Individual differences in simultaneous masking with random-frequency, multicomponent maskers

Individual differences were examined for 49 listeners in a simultaneous-masking task with random-frequency, multicomponent maskers and a 1000-Hz signal. Across conditions, the maskers were broadband noise or complexes of 2-100 sinusoids whose frequencies were randomly chosen with each presentation. Maskers were equal rms waveforms, presented at 60 dB SPL. Thresholds for the multicomponent maskers spanned a range of up to 59 dB across listeners within conditions without distinct groupings. When divided into quartiles, mean thresholds for listeners in the lowest quartile increased monotonically with the number of masker components and peaked below values produced by broadband noise. Listeners in the upper quartile had nonmonotonic functions with a broad peak around 10-20 components, with values above those produced by broadband noise. Quiet thresholds and masked thresholds for the broadband-noise masker did not distinguish “high-” from “low-threshold” groups. Lowering masker uncertainty (frequencies randomized between but not within trials) or introducing temporal differences by shortening the signal both improved performance by as much as 40 dB, dependent on the masking produced with maximum uncertainty.
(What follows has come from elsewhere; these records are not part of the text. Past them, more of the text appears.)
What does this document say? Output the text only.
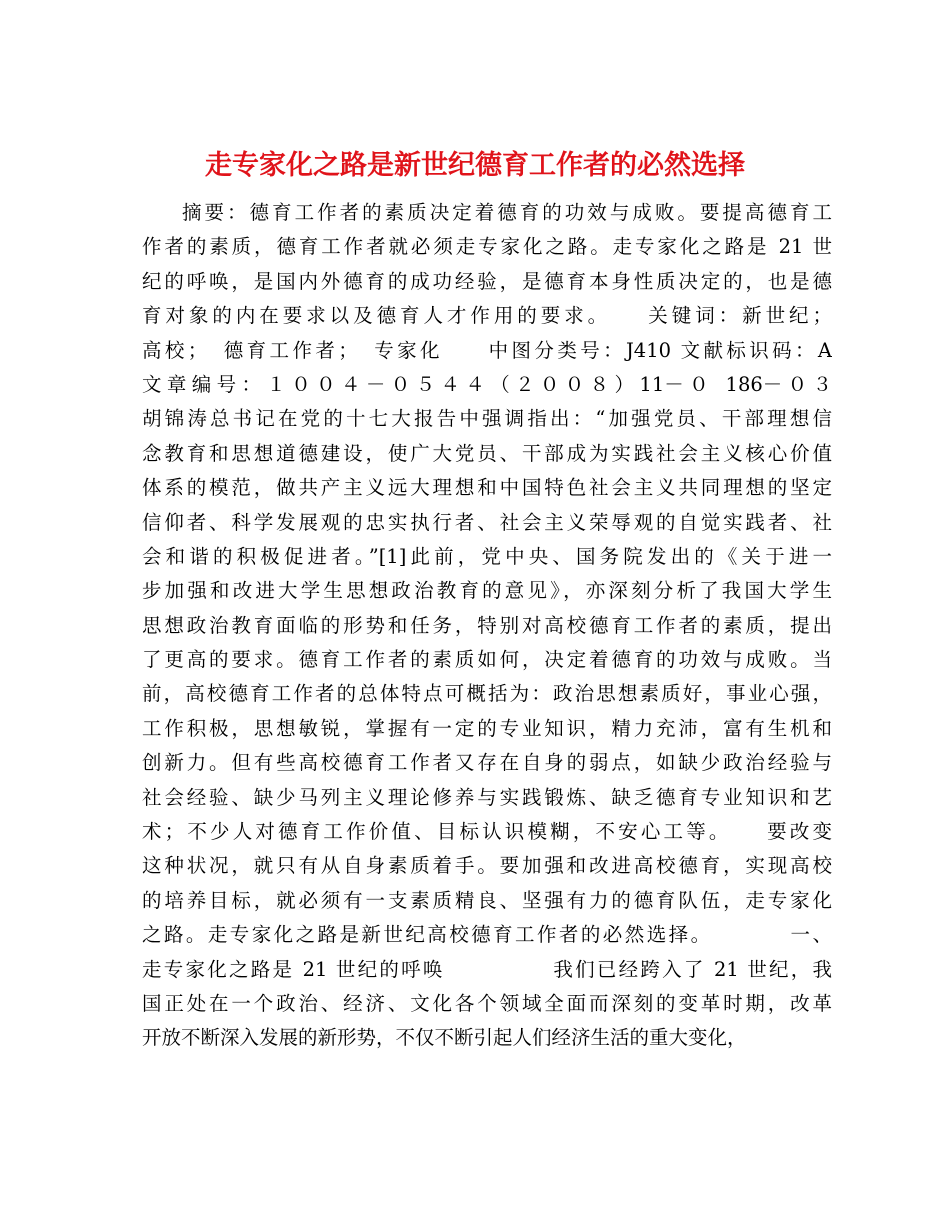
走专家化之路是新世纪德育工作者的必然选择
摘要：德育工作者的素质决定着德育的功效与成败。要提高德育工
作者的素质，德育工作者就必须走专家化之路。走专家化之路是 21 世
纪的呼唤，是国内外德育的成功经验，是德育本身性质决定的，也是德
育对象的内在要求以及德育人才作用的要求。　　关键词：新世纪；
高校；　德育工作者；　专家化　　中图分类号：J410 文献标识码：A
文章编号：１００４－０５４４（２００８）11－０ 186－０３
胡锦涛总书记在党的十七大报告中强调指出：“加强党员、干部理想信
念教育和思想道德建设，使广大党员、干部成为实践社会主义核心价值
体系的模范，做共产主义远大理想和中国特色社会主义共同理想的坚定
信仰者、科学发展观的忠实执行者、社会主义荣辱观的自觉实践者、社
会和谐的积极促进者。”[1]此前，党中央、国务院发出的《关于进一
步加强和改进大学生思想政治教育的意见》，亦深刻分析了我国大学生
思想政治教育面临的形势和任务，特别对高校德育工作者的素质，提出
了更高的要求。德育工作者的素质如何，决定着德育的功效与成败。当
前，高校德育工作者的总体特点可概括为：政治思想素质好，事业心强，
工作积极，思想敏锐，掌握有一定的专业知识，精力充沛，富有生机和
创新力。但有些高校德育工作者又存在自身的弱点，如缺少政治经验与
社会经验、缺少马列主义理论修养与实践锻炼、缺乏德育专业知识和艺
术；不少人对德育工作价值、目标认识模糊，不安心工等。　　要改变
这种状况，就只有从自身素质着手。要加强和改进高校德育，实现高校
的培养目标，就必须有一支素质精良、坚强有力的德育队伍，走专家化
之路。走专家化之路是新世纪高校德育工作者的必然选择。　　　　一、
走专家化之路是 21 世纪的呼唤　　　　　我们已经跨入了 21 世纪，我
国正处在一个政治、经济、文化各个领域全面而深刻的变革时期，改革
开放不断深入发展的新形势，不仅不断引起人们经济生活的重大变化，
Training effects within experiment (excluding an initial training period) were examined for all listeners and for five listeners across two consecutive experiments. Eleven of forty-nine listeners (22%) showed systematic improvement averaging 12 dB within experiment, independent of high or low original thresholds. For the five tested longer, four improved by 5 dB or more in at least one condition, but the change in performance occurred primarily during initial training for the second experiment. The large individual differences documented present a challenge to the development of models for masking produced by masker-frequency uncertainty.